Culture et identité

"Une chasse aux nègres-marrons", de Théodore Pavie — 13 —

Nout mémwar

Témoignages.re / 1er juin 2012

Voici le treizième extrait d’un texte de Théodore Pavie, un écrivain, voyageur et botaniste angevin, venu à La Réunion entre 1840 et 1845. Ce texte, que nous a transmis notre ami Jean-Claude Legros, est intitulé : "Une chasse aux nègres-marrons" et il est paru la première fois dans "La Revue des Deux mondes" en avril 1845. "Témoignages" publie chaque vendredi dans cette chronique "Nout mémwar" un extrait de cette œuvre, qui retrace une partie de l’histoire de Quinola, l’un de nos ancêtres chefs marrons. Cela, à partir d’une visite "touristique" d’un docteur et ses amis dans les Hauts de l’île, avec Maurice, un "guide créole"…

Je me rappelais donc cette rencontre, continua Maurice, et je me promettais de bien regarder si je découvrirai le vieux noir à cheveux blancs que je ne connaissais point, et qui m’avait appelé si familièrement par mon nom.

Pendant que nous étions tous arrêtés dans les rochers, l’envie me prenait de raconter ce que j’avais vu ; mais la crainte de n’être point écouté m’arrêtait aussitôt. Les anciens, qui sont assez sujets à mentir, s’imaginent toujours que les jeunes veulent leur en faire accroire, et puis on n’aime pas passer pour un poltron, tout simplement parce qu’on a eu le malheur de voir quelque chose de plus que les autres.

Ces réflexions-là se croisaient dans ma tête, et bien d’autres encore, car on ne réfléchit jamais si bien que quand on est un peu las. Tenez, messieurs, couchez-vous dans la forêt ; les oiseaux et les insectes se remettent à chanter et à bourdonner de plus belle ; reprenez votre marche, ils se taisent et disparaissent. Ainsi font les idées qui assiègent le cerveau quand les jambes s’arrêtent ; dès qu’on recommence à courir, tout cela s’envole !

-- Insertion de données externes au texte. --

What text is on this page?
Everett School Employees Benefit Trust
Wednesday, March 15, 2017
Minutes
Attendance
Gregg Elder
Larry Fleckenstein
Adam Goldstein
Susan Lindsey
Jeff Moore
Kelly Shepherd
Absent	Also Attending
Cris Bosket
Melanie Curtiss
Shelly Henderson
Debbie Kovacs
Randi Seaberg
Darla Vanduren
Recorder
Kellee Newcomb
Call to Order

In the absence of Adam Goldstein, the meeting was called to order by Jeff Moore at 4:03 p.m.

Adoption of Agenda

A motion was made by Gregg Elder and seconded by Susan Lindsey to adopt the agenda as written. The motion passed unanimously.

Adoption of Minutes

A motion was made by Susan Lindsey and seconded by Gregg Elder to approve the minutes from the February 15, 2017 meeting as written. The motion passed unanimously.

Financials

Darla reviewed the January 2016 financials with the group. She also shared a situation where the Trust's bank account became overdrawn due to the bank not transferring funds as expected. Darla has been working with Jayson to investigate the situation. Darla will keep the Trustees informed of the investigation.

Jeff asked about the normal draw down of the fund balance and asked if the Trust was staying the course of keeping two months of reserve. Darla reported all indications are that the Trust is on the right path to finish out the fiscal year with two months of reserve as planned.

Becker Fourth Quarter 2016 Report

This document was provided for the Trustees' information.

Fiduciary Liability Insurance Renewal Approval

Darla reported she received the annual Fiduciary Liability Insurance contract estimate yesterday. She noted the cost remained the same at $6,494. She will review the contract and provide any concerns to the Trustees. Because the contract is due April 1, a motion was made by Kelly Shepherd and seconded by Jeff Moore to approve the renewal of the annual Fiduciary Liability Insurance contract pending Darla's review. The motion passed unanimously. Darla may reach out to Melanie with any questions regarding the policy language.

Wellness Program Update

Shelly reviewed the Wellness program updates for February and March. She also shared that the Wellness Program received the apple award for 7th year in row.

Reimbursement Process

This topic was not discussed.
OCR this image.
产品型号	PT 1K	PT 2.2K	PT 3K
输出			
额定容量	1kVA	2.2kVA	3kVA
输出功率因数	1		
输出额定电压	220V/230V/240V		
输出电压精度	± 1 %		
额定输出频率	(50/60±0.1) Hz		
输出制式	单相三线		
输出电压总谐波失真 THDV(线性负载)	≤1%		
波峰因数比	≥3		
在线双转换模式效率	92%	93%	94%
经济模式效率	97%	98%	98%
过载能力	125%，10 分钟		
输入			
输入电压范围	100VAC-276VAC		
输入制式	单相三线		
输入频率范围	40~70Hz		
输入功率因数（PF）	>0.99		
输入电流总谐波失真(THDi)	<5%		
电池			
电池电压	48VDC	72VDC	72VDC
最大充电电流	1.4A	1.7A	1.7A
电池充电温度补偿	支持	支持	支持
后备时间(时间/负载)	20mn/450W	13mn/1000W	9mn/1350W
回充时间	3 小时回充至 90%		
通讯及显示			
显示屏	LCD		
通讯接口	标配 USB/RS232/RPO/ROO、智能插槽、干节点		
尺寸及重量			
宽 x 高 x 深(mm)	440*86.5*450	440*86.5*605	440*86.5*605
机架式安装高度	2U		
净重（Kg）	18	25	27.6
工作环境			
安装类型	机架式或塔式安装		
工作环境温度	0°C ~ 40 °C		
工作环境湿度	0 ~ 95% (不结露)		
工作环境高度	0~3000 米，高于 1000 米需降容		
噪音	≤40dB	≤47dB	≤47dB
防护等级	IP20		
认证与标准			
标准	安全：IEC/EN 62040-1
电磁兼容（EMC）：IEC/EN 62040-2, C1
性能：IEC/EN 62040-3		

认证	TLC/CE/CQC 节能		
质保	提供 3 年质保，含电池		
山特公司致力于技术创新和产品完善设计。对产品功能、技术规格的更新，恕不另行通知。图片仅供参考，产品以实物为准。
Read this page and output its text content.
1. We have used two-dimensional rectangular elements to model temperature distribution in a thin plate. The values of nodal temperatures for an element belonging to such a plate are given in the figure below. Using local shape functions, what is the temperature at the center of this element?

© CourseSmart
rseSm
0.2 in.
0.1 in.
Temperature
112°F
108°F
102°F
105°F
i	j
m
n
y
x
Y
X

Après quelques instants de halte, nous entendîmes un caillou retentir sur les pierres du ravin, et quand il tomba, après avoir longtemps ricoché dans le torrent qui roulait à nos pieds, nous étions debout. Chacun se prépara à gravir la rampe de son côté ; pour cela, il faut s’accrocher aux lianes, poser le genou sur une pointe de rocher, se soutenir du coude à de vieilles racines vermoulues qui se brisent souvent, et on se sent glisser.

Dans ces moments-là, on se rattrape à tout, à des épines, à des ronces qui déchirent les mains et les mettent en sang ; on s’écorche les pieds, on se frotte le visage sur une terre humide, on fait rouler sous soi toute une avalanche de petites pierres qui se détachent du sol et tombent avec bruit jusqu’au fond du précipice ; enfin on s’arrête dans sa chute sur quelque tronc d’arbre plus solide, on reprend haleine et on s’assure qu’on a reculé d’une vingtaine de toises.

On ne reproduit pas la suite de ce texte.